Interaction with humans over the internet is a terrific way to get feedback and learn more about how to handle this condition. It puts the computer at the center though and that can be problematic because computers were also at the center of our addiction. It works for some of us who are able to go 80 plus days without porn, masturbation or orgasm (PMO) by coming on this website and blogging their experiences. I am always inspired by them to keep working at it.

It didn't work quite that way for me but I know it's only a matter of time before I can put that kind of time together. Part of me still *likes* porn and misses it, even though I'm not using it or looking at it. So I recommend you find a trusted confidant in your life whom you can tell about this stuff, preferably a therapist or some sort of professional. If you can't afford or get one of those...the kind of friend you can trust to tell you objective things about yourself in a loving way.

It sounds like you are either currently quitting or are ready to quit so here goes. You gotta delete your stash of porn, if you haven't already, and quit masturbating for awhile while so your brain can get back to a neurochemical balance. If you haven't ever quit masturbating give it a try and you will definitely know more about yourself and your brain. See how long you can go. Then repeat experiment.

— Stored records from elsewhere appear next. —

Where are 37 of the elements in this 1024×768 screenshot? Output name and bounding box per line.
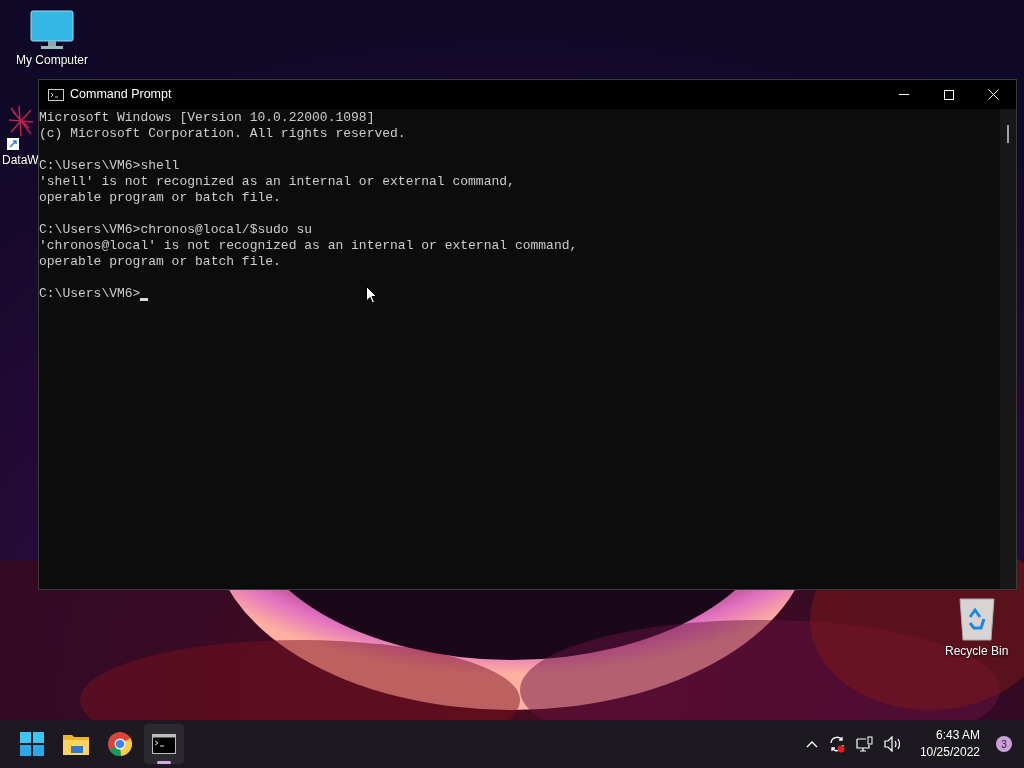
terminal-icon — [152, 734, 176, 754]
window-title: Command Prompt — [70, 86, 172, 104]
scrollbar-thumb[interactable] — [1007, 125, 1009, 143]
monitor-icon — [30, 10, 74, 50]
console-line: 'shell' is not recognized as an internal or external command, — [39, 174, 516, 190]
console-line: (c) Microsoft Corporation. All rights reserved. — [39, 126, 407, 142]
notification-count[interactable]: 3 — [996, 736, 1012, 752]
console-line: C:\Users\VM6>shell — [39, 158, 181, 174]
shortcut-icon — [7, 106, 34, 150]
clock[interactable]: 6:43 AM 10/25/2022 — [919, 727, 980, 761]
browser-icon — [108, 732, 132, 756]
scrollbar[interactable] — [1000, 109, 1016, 589]
minimize-icon — [898, 94, 909, 95]
desktop-icon-label[interactable]: Recycle Bin — [945, 645, 1009, 657]
text-cursor — [140, 298, 149, 301]
sync-icon[interactable] — [827, 735, 846, 753]
maximize-icon — [943, 89, 954, 100]
running-indicator — [157, 761, 171, 764]
recycle-bin-icon — [957, 597, 996, 641]
console-line: Microsoft Windows [Version 10.0.22000.1098] — [39, 110, 376, 126]
desktop-icon-label[interactable]: DataW — [2, 154, 39, 166]
terminal-icon — [48, 88, 64, 101]
console-prompt: C:\Users\VM6> — [39, 286, 141, 302]
desktop-icon-label[interactable]: My Computer — [16, 54, 89, 66]
console-line: C:\Users\VM6>chronos@local/$sudo su — [39, 222, 314, 238]
network-icon[interactable] — [855, 735, 874, 753]
clock-date: 10/25/2022 — [919, 744, 980, 761]
console-line: operable program or batch file. — [39, 254, 282, 270]
console-line: operable program or batch file. — [39, 190, 282, 206]
clock-time: 6:43 AM — [935, 727, 980, 744]
folder-icon — [63, 733, 89, 755]
chevron-up-icon[interactable] — [805, 740, 818, 748]
windows-start-icon — [20, 732, 44, 756]
mouse-pointer-icon — [366, 286, 377, 304]
close-icon — [988, 89, 999, 100]
taskbar-app-button[interactable] — [144, 724, 184, 764]
console-line: 'chronos@local' is not recognized as an internal or external command, — [39, 238, 579, 254]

Also look into porn blocking technology and other techniques on how to block porn which can be found on the website www.yourbrainonporn.com - also founded by Marnia and Gary.

I hope for you that your relationship issues work out the way you want them to. Whether you stay together or part, you will learn how porn could have had unseen impacts on relationships. It's important to remind yourself you are only human and don't beat yourself up too much. Be on guard against shame or guilt, you aren't to blame for falling into a trap that was laid before you without your knowledge. Also do something healthy every day especially exercise, but find things to do that are positive and life affirming. You know get out in nature, take up bird watching, eating vegetables and fruits...that sort of stuff.

Good luck, I'm sure we are going to be hearing more from you.